Und es wurde auch gesagt, nichts machen, was den Hund pusht. Damit fallen ja so Bewegungsreizspiele raus, richtig? Hat sie auch kein großes Interesse dran. Ich dachte nur irgendwie, dass sowas gut sei, um ihr einen Abbruch beizubringen. Bei meinem Bolle hat das so super geklappt - das hat mir irgendwie Aufwind gegeben. Also, wir machen da kein Hexenwerk, er ist erst seit Dezember bei mir, auch ein Rumäne, den ich inzwischen dem Dummy nachschicken und aus dem Sprint wieder zu mir rufen kann. Und auch wenn wir damit keinen Preis gewinnen und ich weiß, dass das die Profis alle viel komplexer und genauer machen - mir hilft es zu wissen, dass ich Zugriff auf ihn hab, auch wenn er irgendwo mit Feuereifer dabei ist.
Natürlich hinkt der Vergleich, meinem Bolle musste ich erst mal verklickern, dass der Bock hat, den Dummy zu holen. Bei Alma ist es ja der reinste ungebrochenste Trieb, der ihr verklickert, die Sau zu holen. Oder die Katze. Da hab ich deutlich schlechtere Karten.
Also, außer Fährten quasi keine Auslastung, die ihr hilft, zu tun, was so ein Terrier eben tun muss und will?
Bezüglich meines Verantwortungsbewusstseins: Da bin ich wahrscheinlich ne 9/10. Keine 10 weil ich nicht immer mit dem Kopf 100% überall bin - das muss ich nämlich den ganzen restlichen Tag über schon sein. Und manchmal bin ich dann einfach alle, unkonzentriert oder auch einfach mal krank und bräsig. Und wenn sich in so einem Moment eine lebensmüde Katze in den Garten traut - uff. Letztes Mal ist es gut gegangen, da war ich echt beeindruckt von ihr. Aber ich würde meine Hand nicht dafür ins Feuer legen, dass wir die Sache damit geklärt hätten. Denn diese Katze ist halt nicht gerannt, ich glaube, das war ihre Lebens- und meine Rückrufversicherung.

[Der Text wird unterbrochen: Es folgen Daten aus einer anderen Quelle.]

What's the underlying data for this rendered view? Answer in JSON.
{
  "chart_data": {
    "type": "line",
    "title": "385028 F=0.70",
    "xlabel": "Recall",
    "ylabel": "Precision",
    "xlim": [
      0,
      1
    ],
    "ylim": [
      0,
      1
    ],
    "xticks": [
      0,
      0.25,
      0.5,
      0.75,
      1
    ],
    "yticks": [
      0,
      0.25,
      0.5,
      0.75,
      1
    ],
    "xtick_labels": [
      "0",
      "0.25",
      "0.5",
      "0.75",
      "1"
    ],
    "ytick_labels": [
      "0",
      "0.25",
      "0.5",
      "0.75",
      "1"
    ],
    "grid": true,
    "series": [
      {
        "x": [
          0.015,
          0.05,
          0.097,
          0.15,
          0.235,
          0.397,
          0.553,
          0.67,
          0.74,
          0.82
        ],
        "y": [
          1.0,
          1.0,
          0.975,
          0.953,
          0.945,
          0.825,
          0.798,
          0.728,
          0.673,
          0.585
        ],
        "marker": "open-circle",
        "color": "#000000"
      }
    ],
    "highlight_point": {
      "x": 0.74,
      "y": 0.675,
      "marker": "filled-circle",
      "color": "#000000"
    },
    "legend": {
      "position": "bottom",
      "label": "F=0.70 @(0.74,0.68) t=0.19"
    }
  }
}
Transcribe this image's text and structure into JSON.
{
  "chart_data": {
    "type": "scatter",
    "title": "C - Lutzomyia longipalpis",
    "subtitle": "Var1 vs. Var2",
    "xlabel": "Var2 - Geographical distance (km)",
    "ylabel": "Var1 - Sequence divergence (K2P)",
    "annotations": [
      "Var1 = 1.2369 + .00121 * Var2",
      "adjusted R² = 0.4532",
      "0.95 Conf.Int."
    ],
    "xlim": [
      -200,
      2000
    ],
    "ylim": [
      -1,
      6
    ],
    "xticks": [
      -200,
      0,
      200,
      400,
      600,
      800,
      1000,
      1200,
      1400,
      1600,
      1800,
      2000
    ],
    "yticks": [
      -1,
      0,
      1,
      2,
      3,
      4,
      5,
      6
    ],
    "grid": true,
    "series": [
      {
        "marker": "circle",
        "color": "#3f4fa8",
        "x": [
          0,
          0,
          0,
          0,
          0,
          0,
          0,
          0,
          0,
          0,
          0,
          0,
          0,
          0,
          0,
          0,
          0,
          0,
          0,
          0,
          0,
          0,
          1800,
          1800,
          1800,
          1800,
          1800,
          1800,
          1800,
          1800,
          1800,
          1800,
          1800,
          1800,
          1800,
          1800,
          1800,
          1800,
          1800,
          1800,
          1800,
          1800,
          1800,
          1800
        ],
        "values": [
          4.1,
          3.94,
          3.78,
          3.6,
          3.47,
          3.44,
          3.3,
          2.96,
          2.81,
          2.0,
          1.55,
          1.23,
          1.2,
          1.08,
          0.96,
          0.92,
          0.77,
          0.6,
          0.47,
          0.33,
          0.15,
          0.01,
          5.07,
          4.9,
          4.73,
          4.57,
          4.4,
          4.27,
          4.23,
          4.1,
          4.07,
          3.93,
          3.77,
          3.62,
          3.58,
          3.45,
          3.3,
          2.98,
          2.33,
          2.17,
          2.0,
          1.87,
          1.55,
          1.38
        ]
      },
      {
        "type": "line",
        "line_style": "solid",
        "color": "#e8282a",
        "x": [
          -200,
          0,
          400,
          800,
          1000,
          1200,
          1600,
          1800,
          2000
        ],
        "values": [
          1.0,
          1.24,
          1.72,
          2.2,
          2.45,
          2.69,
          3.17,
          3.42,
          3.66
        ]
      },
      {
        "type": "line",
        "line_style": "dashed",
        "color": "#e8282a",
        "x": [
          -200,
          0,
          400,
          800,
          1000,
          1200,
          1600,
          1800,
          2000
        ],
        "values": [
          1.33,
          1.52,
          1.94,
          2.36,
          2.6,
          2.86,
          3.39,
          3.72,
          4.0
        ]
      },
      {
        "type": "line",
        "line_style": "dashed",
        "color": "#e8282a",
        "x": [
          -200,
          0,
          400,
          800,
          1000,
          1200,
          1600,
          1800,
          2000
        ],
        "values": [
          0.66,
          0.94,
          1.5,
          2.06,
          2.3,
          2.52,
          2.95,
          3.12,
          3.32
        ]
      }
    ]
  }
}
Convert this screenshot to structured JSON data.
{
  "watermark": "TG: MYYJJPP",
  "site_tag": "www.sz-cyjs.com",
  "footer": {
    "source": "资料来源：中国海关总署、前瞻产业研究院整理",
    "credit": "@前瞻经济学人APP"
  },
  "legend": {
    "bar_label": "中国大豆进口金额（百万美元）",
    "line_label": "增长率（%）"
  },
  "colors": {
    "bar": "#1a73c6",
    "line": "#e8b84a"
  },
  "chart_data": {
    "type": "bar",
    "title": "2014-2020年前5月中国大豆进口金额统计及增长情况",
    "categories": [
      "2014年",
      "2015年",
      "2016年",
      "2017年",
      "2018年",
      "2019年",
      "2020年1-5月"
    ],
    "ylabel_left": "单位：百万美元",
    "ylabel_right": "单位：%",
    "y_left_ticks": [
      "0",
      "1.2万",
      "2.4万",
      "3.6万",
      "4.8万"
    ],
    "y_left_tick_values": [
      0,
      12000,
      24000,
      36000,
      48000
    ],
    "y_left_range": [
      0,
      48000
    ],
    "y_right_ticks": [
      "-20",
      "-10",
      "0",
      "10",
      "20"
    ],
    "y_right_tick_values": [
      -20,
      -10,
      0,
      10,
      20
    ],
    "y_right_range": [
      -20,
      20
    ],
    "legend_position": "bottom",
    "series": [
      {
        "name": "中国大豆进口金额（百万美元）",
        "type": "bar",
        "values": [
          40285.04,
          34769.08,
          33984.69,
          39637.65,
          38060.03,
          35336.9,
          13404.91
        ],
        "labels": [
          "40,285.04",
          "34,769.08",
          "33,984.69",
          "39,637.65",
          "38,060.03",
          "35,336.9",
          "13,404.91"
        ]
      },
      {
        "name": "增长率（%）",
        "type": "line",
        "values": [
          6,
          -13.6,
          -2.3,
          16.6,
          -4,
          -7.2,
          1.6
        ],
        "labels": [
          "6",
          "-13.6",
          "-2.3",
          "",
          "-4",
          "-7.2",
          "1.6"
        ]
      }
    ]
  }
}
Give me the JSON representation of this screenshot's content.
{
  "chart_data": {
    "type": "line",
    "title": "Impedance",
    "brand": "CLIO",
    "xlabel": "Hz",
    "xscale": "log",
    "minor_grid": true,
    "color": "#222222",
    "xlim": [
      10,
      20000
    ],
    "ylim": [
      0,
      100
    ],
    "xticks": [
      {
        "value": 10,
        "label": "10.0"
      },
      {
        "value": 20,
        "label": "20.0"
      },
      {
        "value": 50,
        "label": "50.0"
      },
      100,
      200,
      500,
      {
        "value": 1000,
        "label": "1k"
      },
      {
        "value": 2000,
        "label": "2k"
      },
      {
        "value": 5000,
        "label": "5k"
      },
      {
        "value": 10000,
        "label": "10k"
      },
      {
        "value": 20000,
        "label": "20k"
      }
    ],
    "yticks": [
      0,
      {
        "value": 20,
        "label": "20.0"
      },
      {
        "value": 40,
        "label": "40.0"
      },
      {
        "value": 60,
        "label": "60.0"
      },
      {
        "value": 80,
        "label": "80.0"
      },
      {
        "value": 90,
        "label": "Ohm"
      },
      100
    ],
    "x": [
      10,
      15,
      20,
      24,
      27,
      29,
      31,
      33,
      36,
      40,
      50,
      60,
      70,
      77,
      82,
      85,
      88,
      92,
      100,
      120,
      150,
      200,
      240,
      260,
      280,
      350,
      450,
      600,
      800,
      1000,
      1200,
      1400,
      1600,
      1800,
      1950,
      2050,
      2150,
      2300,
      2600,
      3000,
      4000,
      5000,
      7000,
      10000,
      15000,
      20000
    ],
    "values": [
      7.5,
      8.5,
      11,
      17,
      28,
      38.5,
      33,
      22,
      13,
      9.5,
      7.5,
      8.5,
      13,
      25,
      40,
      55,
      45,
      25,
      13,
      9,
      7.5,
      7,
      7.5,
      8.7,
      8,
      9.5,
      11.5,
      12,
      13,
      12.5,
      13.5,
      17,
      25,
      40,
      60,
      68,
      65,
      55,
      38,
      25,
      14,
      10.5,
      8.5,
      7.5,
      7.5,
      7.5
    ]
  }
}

Danke euch allen nochmals!
Liebe Grüße
Momo -
Ich antworte unfancy ohne Zitate. :)
Ja, wahrscheinlich wäre es total hilfreich, wenn da mal jemand drauf guckt, der das besser einschätzen kann. Eine entfernte Bekannte bildet gerade einen Jagdhund aus, vielleicht kann ich die mal zu einem Treffen in den Herbstferien überreden.
Was mir halt Hoffnung macht, ist dass Alma sonst durchgehend toll an uns orientiert ist - aber grundsätzlich hab ich die Erfahrung ja schon gemacht, dass man sich alle Orientierung fein in die Zöpfe flechten kann, wenn das Objekt der Begierde mit seinem Hormoncocktail vorbeikommt.
Ich hab ja von Jagd keine Ahnung. Aber müssen jagende Menschen ihre Hunde nicht auch mal davon abhalten, zu jagen? Die müssen das doch auch irgendwie hinkriegen, dass der Hund nur dann selbstständig nachsetzt, wenn er das Go kriegt - oder ist das nicht so? Ich weiß es wirklich nicht.
Phonhaus Bezüglich Alma habe ich keinen Stress, es gibt derzeit keine Interessenten - und das passt mir erst mal ganz gut. Ich heule eh bei jedem Pflegi, der auszieht - und es ist dann doch auch okay, da ich sie ja nur gehen lasse, wenn ich weiß, dass es da passt. Und das wäre auch bei ihr so.
Mein Partner würde sie halt gern behalten. Und ich ja schon auch, sie ist echt toll, nur kenn ich eben den Stress mit einem Hund, der plötzlich zum Instinkt-Zombie wird - und das finde ich sehr anstrengend. Ich genieße es gerade so sehr, meinen Bolle oft frei laufen lassen zu können. Ach, ganz ehrlich, wäre mein Ersthund nicht so ganz anders von der Mentalität her, würde ich keine Sekunde zweifeln und sie behalten und denken "schaffen wir schon, gehen wir halt andere Strecken, bleibtse halt an der Leine...".